SpaceX Capsule Heads To International Space Station

A SpaceX Dragon capsule loaded with almost 900 pounds of supplies was headed to the International Space Station Monday on the first of a dozen commercial resupply missions.

The Dragon lifts off atop a SpaceX Falcon 9 rocket.

CAPE CANAVERAL (October 8, 2012)—A SpaceX Dragon capsule loaded with almost 900 pounds of supplies was en route to a rendezvous with the International Space Station Monday.

The capsule was launched Sunday night on top of a Falcon 9 Rocket on first of a dozen commercial supply missions under the company’s $1.6 billion contract with NASA.

“We are right where we need to be at this stage in the mission,” said Elon Musk, CEO and Chief Technical Officer, SpaceX.
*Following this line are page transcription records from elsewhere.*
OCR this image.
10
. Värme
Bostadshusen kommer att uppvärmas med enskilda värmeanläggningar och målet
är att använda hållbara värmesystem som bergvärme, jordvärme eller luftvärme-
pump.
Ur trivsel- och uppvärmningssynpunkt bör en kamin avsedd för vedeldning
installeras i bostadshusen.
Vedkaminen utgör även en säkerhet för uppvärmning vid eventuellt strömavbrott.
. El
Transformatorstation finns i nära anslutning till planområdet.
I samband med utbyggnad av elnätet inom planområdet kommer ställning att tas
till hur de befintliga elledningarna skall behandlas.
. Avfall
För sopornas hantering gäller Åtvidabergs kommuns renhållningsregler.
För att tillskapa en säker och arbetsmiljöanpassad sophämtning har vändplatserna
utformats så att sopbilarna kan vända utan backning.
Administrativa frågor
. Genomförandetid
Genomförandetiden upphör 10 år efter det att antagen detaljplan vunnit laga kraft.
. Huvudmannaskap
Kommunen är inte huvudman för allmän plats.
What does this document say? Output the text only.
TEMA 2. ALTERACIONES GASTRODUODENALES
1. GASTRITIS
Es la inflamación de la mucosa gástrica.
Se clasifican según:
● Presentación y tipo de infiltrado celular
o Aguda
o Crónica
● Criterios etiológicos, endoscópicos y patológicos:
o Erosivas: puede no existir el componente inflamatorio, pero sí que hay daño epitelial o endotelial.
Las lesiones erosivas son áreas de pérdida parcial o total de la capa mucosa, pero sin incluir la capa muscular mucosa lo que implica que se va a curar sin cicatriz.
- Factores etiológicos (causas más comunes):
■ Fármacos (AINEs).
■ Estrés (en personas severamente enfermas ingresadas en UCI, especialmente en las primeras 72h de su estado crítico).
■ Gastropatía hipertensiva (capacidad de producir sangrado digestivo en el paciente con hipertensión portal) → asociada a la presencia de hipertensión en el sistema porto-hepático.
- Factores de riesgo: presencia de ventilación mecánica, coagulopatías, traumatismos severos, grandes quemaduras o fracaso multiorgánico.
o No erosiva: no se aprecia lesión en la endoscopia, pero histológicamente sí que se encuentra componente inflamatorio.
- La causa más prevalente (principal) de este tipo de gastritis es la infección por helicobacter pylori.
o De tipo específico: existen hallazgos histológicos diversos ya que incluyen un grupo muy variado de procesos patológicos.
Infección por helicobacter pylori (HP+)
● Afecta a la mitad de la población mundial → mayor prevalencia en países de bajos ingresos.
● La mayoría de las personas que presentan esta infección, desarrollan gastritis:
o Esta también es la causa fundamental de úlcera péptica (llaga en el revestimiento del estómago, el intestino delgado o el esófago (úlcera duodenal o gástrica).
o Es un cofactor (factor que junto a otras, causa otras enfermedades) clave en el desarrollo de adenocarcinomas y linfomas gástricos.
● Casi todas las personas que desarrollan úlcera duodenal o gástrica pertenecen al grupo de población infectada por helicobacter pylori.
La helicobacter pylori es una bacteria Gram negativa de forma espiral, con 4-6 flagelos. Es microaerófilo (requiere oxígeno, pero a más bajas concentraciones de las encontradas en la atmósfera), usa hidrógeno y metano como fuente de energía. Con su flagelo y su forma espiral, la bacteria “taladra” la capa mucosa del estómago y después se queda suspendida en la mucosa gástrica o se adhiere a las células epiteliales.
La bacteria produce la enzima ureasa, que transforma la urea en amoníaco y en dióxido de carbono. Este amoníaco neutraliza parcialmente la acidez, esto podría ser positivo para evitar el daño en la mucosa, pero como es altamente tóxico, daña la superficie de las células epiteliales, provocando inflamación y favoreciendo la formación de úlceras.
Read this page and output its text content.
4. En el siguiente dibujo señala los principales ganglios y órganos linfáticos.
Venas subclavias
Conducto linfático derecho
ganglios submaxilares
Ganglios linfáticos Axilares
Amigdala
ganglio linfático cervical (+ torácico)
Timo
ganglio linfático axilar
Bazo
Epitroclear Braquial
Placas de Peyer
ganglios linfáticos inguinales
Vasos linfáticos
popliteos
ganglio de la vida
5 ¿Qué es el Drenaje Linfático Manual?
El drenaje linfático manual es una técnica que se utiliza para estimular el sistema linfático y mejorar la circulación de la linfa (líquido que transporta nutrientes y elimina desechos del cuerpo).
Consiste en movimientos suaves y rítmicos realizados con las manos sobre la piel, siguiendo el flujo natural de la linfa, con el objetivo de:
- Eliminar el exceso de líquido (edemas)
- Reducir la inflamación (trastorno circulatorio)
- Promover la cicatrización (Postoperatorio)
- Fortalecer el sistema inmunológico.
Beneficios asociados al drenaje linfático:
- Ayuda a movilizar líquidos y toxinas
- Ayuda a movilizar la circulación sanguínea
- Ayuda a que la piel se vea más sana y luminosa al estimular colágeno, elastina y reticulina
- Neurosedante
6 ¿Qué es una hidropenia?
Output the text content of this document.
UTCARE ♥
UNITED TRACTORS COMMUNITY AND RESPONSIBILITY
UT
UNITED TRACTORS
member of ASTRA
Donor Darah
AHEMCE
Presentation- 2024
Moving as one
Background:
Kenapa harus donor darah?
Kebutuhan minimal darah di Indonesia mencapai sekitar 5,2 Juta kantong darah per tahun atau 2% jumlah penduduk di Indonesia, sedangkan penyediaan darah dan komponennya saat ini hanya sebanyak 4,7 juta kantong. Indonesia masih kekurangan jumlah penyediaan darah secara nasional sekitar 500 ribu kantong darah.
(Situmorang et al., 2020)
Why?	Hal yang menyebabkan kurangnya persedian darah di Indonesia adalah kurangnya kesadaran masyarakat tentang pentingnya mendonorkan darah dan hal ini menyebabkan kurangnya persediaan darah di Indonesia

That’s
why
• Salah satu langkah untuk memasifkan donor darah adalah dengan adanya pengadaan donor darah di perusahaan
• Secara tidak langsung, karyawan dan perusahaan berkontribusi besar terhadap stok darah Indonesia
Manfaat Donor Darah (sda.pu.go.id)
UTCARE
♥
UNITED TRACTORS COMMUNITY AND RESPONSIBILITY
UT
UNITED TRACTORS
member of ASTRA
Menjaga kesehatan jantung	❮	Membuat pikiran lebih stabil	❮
“We still have a lot of work to do, of course, as we guide Dragon’s approach to the space station. But the launch was an unqualified success.”

The capsule is carrying 882 pounds of supplies including chocolate-vanilla swirl ice cream for the three station residents and will return to Earth with a 1,673-pound load of material including nearly 870 pounds of scientific research.

A Dragon was launched on a test flight to the space station in May, but its load included nothing vital.

Dragon will reach the orbiting lab Wednesday and will remain docked for nearly three weeks before returning to Earth with an even bigger load.

"Just over one year after the retirement of the space shuttle, we have returned space station cargo resupply missions to U.S. soil and are bringing the jobs associated with this work back to America," NASA Administrator Charles Bolden said.

SpaceX operates a rocket testing facility in McGregor west of Waco and is considering a site in South Texas as a possible spaceport.